Datadog also raised its full-year revenue and profit guidance. The company now expects fourth-quarter revenue of between $564 million and $568 million, on top of full-year revenue of about $2.1 billion. That topped consensus estimates of $543.3 million and $2.06 billion, respectively, according to a survey of analysts by LSEG.
Co-founder and CEO Olivier Pomel told analysts on a conference call that “AI-native customers” contributed 2.5% of Datadog’s annualized revenue during the quarter. Pomel declined to confirm whether his company was working with OpenAI, Anthropic or Cohere. All three sell access to large language models that can compose text based on a few words of human input.
Datadog’s rise boosted other names in cloud computing, including MongoDB And Snowflake.
The latest guidelines are the happiest we’ve been all year.

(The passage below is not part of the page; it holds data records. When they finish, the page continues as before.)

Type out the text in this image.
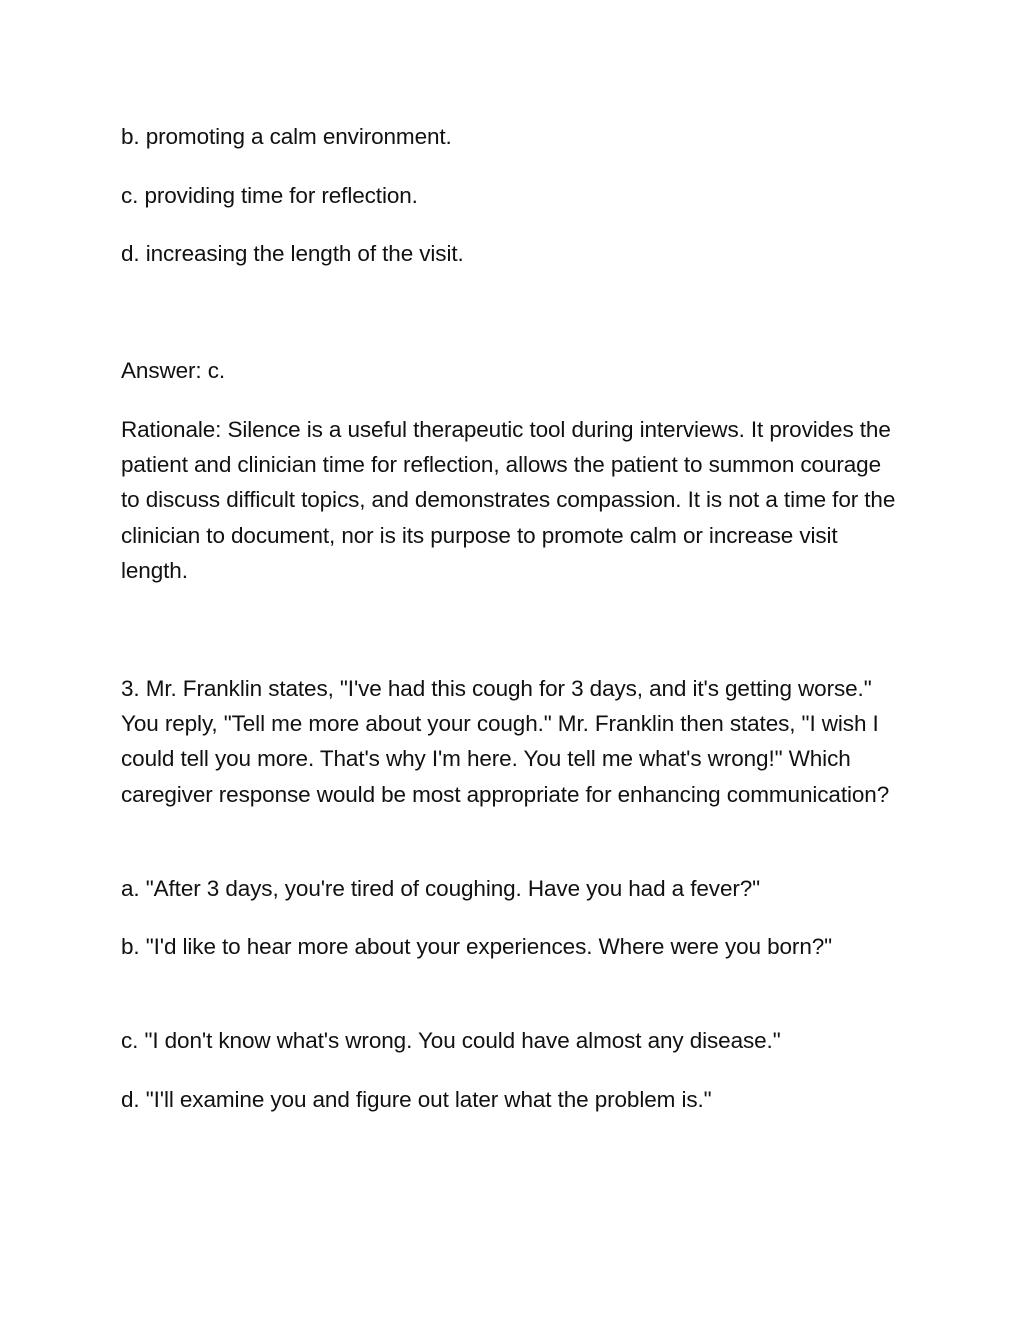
b. promoting a calm environment.

c. providing time for reflection.

d. increasing the length of the visit.

Answer: c.

Rationale: Silence is a useful therapeutic tool during interviews. It provides the patient and clinician time for reflection, allows the patient to summon courage to discuss difficult topics, and demonstrates compassion. It is not a time for the clinician to document, nor is its purpose to promote calm or increase visit length.

3. Mr. Franklin states, "I've had this cough for 3 days, and it's getting worse." You reply, "Tell me more about your cough." Mr. Franklin then states, "I wish I could tell you more. That's why I'm here. You tell me what's wrong!" Which caregiver response would be most appropriate for enhancing communication?

a. "After 3 days, you're tired of coughing. Have you had a fever?"

b. "I'd like to hear more about your experiences. Where were you born?"

c. "I don't know what's wrong. You could have almost any disease."

d. "I'll examine you and figure out later what the problem is."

Shares of Datadog fell significantly in August after it revised its guidance downward, citing continued reductions in cloud spending by companies.
Datadog builds cloud monitoring and security products that work with Amazon Web services, Googling Cloud and Microsoft Azure. The company was founded in 2010 and debuted on the Nasdaq in 2019.
Cloud infrastructure providers indicated in late October that some organizations’ cost-cutting efforts are starting to wane. Like many other cloud names, Datadog has not been immune to corporate belt-tightening. Pomel confirmed that observation, saying optimization activity among Datadog customers could decline. “Overall, we continue to see the impact of optimization in our business, but we believe the intensity and breadth of optimization we have experienced in recent quarters is waning,” he said on Tuesday.